Google unveiled Gemini Omni, a multimodal AI model that understands images, audio, video and text and creates video.
TechCrunch reported on May 19 that Google introduced "Gemini Omni Flash" at its annual Google I/O developer conference and said it first applied it to the Gemini app, YouTube Shorts and the AI creation tool Flow.
Gemini Omni does not simply combine multiple inputs. It reasons across images, audio, video and text to produce consistent outputs. Google said this can generate high-quality video that reflects understanding of physics, culture, history and science.
Google plans over the long term to expand Gemini Omni so it can create images from audio or generate audio from video.
This release of Gemini Omni is initially focused on video generation. Users can edit photos using natural-language commands without complex editing software. It also supports video creation using a user’s digital avatar.
To prevent deepfakes, creating an avatar requires a separate registration process. If a user films themselves and reads numbers, the avatar is saved for reuse later.
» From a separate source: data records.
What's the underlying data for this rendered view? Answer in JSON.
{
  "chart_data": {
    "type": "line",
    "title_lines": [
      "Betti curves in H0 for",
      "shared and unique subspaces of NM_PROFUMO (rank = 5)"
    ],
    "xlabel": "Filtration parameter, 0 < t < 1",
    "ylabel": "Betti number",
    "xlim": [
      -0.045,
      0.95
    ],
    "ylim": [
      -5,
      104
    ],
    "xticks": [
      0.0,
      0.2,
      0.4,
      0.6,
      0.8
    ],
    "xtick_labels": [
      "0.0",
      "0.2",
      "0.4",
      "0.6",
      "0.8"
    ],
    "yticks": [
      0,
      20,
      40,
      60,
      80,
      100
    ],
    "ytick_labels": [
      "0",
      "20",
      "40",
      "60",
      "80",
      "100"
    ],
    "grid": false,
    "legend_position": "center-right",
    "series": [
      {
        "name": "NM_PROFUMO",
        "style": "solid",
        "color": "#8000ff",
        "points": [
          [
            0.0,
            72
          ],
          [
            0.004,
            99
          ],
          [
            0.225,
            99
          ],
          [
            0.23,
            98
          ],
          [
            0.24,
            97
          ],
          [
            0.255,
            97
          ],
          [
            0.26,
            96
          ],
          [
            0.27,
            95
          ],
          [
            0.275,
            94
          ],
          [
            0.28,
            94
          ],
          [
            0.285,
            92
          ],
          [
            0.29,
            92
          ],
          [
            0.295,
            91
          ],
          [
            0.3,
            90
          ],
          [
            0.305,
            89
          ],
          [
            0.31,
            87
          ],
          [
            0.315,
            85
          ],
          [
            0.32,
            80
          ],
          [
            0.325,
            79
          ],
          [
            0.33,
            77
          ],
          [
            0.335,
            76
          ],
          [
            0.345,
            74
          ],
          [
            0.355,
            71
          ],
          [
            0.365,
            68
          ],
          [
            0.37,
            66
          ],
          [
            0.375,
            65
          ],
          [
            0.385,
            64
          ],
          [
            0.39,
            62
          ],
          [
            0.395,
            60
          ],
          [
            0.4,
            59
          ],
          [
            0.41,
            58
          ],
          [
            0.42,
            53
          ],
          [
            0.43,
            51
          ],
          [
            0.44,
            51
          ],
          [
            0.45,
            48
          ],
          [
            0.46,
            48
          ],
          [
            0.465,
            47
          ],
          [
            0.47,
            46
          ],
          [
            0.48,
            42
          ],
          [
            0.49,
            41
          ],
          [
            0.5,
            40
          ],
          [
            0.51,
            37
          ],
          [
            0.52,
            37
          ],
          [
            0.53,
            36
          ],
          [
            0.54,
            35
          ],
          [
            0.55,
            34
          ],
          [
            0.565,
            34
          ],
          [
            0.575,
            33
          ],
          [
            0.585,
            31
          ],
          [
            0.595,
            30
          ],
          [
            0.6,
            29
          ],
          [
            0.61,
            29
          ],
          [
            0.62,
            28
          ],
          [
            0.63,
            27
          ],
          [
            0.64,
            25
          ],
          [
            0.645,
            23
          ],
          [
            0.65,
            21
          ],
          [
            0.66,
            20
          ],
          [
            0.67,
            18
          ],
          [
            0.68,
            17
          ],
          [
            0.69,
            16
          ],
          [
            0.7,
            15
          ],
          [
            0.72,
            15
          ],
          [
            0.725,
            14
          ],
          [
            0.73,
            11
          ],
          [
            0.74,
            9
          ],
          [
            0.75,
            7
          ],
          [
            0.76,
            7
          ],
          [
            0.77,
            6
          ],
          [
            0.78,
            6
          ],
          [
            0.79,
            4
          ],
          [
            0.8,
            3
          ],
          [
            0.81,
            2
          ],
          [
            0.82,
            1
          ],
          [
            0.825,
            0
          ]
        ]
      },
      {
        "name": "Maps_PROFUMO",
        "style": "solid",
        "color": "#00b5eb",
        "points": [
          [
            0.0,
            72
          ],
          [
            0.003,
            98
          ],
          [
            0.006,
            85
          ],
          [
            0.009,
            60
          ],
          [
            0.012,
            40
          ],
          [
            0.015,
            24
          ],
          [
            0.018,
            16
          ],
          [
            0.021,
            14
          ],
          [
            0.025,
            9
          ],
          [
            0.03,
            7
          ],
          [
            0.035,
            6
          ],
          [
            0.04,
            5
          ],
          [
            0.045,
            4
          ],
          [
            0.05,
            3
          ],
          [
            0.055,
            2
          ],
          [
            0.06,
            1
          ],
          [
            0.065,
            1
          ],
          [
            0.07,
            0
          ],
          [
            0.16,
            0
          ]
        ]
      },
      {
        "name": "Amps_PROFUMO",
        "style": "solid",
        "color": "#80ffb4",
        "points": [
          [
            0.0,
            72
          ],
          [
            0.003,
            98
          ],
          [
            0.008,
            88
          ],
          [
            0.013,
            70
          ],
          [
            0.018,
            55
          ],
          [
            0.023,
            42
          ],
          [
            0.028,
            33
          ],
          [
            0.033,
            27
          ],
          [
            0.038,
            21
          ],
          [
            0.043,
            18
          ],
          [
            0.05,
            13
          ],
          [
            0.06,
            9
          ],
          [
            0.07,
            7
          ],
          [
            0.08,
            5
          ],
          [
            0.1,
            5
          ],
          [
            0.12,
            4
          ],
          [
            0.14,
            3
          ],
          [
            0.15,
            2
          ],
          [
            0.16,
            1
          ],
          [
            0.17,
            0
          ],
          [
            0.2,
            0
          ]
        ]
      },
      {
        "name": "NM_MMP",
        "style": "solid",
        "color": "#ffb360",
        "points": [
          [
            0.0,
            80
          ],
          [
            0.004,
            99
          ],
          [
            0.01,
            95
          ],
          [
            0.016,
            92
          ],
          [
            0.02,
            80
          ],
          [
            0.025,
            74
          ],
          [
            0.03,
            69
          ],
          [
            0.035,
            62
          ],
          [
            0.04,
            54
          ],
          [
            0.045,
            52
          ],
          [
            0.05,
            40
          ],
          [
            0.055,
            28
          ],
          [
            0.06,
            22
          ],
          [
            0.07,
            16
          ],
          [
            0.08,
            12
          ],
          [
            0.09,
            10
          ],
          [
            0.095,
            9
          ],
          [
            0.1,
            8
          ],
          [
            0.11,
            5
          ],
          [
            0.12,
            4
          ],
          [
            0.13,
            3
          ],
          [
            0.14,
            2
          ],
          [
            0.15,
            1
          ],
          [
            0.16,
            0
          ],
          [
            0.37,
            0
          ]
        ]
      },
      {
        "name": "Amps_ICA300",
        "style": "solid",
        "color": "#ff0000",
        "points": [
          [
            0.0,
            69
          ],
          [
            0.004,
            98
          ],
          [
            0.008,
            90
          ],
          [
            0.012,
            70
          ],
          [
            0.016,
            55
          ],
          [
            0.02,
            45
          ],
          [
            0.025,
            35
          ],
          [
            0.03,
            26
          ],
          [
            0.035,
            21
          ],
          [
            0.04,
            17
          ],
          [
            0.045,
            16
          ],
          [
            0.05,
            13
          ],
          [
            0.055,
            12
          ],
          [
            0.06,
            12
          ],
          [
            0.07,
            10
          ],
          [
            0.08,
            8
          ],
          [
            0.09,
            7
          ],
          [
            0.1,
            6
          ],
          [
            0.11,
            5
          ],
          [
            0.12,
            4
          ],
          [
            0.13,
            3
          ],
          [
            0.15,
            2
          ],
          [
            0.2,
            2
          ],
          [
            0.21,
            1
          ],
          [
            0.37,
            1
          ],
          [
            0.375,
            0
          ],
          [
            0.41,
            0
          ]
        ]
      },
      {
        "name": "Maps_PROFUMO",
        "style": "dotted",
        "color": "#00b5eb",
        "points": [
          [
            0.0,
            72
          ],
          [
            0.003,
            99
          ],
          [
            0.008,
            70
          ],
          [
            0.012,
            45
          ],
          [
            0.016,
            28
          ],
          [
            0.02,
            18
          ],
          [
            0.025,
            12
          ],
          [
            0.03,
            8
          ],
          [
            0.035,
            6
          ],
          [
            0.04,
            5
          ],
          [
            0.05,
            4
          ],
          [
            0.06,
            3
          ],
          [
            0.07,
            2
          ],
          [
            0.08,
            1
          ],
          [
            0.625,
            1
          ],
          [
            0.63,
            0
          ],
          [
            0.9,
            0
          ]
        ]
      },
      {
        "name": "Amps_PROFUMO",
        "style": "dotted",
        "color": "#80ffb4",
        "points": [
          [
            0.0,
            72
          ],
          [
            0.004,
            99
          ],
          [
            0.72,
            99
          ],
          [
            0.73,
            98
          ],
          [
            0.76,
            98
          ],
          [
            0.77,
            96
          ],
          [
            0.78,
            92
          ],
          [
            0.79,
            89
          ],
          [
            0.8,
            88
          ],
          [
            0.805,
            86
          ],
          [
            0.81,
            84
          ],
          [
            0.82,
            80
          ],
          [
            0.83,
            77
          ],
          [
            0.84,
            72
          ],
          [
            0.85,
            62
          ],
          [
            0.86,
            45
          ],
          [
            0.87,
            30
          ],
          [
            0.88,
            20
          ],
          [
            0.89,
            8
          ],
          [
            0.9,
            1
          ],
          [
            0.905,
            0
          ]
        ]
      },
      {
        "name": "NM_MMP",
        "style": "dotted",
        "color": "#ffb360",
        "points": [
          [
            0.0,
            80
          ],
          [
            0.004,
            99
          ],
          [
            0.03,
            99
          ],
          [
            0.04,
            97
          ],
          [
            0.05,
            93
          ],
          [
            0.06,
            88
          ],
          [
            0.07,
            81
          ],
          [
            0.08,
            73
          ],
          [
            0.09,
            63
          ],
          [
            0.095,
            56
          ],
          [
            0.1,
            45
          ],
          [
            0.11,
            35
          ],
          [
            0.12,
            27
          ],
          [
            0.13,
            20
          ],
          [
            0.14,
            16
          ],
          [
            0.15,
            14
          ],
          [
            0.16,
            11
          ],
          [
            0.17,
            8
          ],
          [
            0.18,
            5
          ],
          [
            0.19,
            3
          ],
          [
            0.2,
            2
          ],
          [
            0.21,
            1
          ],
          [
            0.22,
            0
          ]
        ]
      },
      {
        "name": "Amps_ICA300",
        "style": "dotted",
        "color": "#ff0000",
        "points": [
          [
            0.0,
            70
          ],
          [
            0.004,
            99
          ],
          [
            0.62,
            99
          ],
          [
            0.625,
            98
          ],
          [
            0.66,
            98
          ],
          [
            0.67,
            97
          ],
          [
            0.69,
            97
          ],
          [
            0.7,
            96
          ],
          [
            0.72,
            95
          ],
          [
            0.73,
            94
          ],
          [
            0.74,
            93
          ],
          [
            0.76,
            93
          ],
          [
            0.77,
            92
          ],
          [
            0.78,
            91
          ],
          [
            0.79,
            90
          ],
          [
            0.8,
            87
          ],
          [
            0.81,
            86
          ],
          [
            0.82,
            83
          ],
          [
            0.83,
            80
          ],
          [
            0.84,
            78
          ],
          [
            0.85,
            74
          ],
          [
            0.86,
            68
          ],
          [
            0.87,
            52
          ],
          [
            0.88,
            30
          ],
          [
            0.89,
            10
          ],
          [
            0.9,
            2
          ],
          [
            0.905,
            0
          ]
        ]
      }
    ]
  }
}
All videos made with Gemini Omni will include Google's digital watermark, SynthID.
Nicole Brihiotova (니콜 브리히토바), head of product management at Google DeepMind, said Gemini Omni is not a simple update of the existing video generation model "Veo". She described it as next-generation technology that combines Gemini intelligence with media-model rendering capabilities. Koray Kavukcuoglu (코라이 카부크추올루), DeepMind's chief technology officer, introduced that a simple prompt, "clay animation explaining protein folding," quickly produced a stop-motion style video with voice narration.
The first model, Gemini Omni Flash, generates a 10-second video. Google explained this was not due to model limits but to let more users try it first. It plans to add longer video generation soon.
Google appears to be positioning Gemini Omni Flash as a consumer tool first. It presented examples such as making an awards scene or a video of going to the moon, or removing passersby captured in the background of travel videos. It added that if editing commands are not specific, excessive edits could occur that change unwanted elements as well.
Google plans to offer Gemini Omni as an API within days. It is also preparing a higher-end model, "Gemini Omni Pro," aimed at professional uses such as advertising and video production. It did not disclose a release date.